Outing - Royal Botanic Gardens Kew, Surrey - August 11, 2018

The visit to the Royal Botanic gardens at Kew is the longest undertaken by Allestree Gardening Club on our day trips but it is always worth it for the experience of seeing one of the UK’s pre-eminent gardens. This particular day was hot and the gardens very busy.

Whilst renowned for its parkland and diversity and beauty of it’s trees many visitors are attracted by the exotic plants not seen in many other gardens in the UK. The greeting at the Kew Road entrance typifies what one is likely to see.


The Palm House is an iconic Victorian glasshouse with a rainforest climate showcasing many exotic plants from around the world. See the gallery below for photographs of palms, strelitzia, bananas and many gingers such as heliconia, curcuma and zingiber.

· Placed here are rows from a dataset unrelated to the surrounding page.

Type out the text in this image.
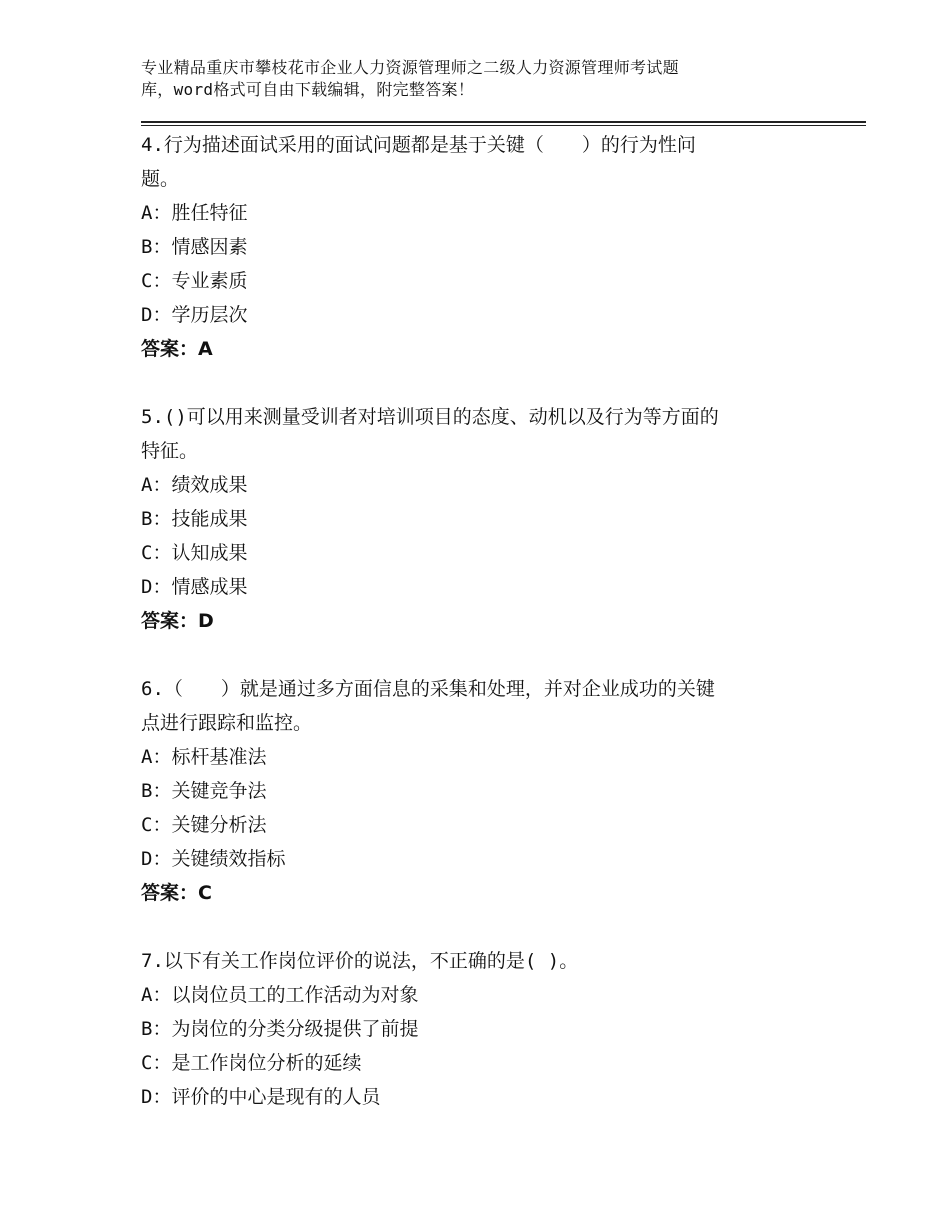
专业精品重庆市攀枝花市企业人力资源管理师之二级人力资源管理师考试题
库，word格式可自由下载编辑，附完整答案！
4.行为描述面试采用的面试问题都是基于关键（　　）的行为性问
题。
A：胜任特征
B：情感因素
C：专业素质
D：学历层次
答案：A
5.()可以用来测量受训者对培训项目的态度、动机以及行为等方面的
特征。
A：绩效成果
B：技能成果
C：认知成果
D：情感成果
答案：D
6.（　　）就是通过多方面信息的采集和处理，并对企业成功的关键
点进行跟踪和监控。
A：标杆基准法
B：关键竞争法
C：关键分析法
D：关键绩效指标
答案：C
7.以下有关工作岗位评价的说法，不正确的是( )。
A：以岗位员工的工作活动为对象
B：为岗位的分类分级提供了前提
C：是工作岗位分析的延续
D：评价的中心是现有的人员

The Prince of Wales Conservatory contains plant collections from 10 different regions of the world including cacti & succulents, orchids, giant water lilies and carnivorous plants.

The Temperate House was recently re-opened in Spring/Early Summer of 2018 having been closed for 5 years for refurbishment to return the Victorian glasshouse to its former glory. It now contains ca. 1,500 plant species many rare and endangered. Essentially the house is divided into 7 regions of the world, Australia, New Zealand, Africa, Himalaya, Asia, Islands & the Americas. Whilst in time it will no doubt be a spectacle, presently the planting is new and there is no maturity to many of the plants. The hot summer had not been kind to many of the herbaceous perennial plants with most having gone over, the same in the Rock Garden which was showing very little colour. However, many ‘exotic’ plants were doing well particularly the cannas and gingers near the Conservatory, see gallery below for more photographs.

All in all a good day and a chance to see many plants which will struggle in our own garden conditions.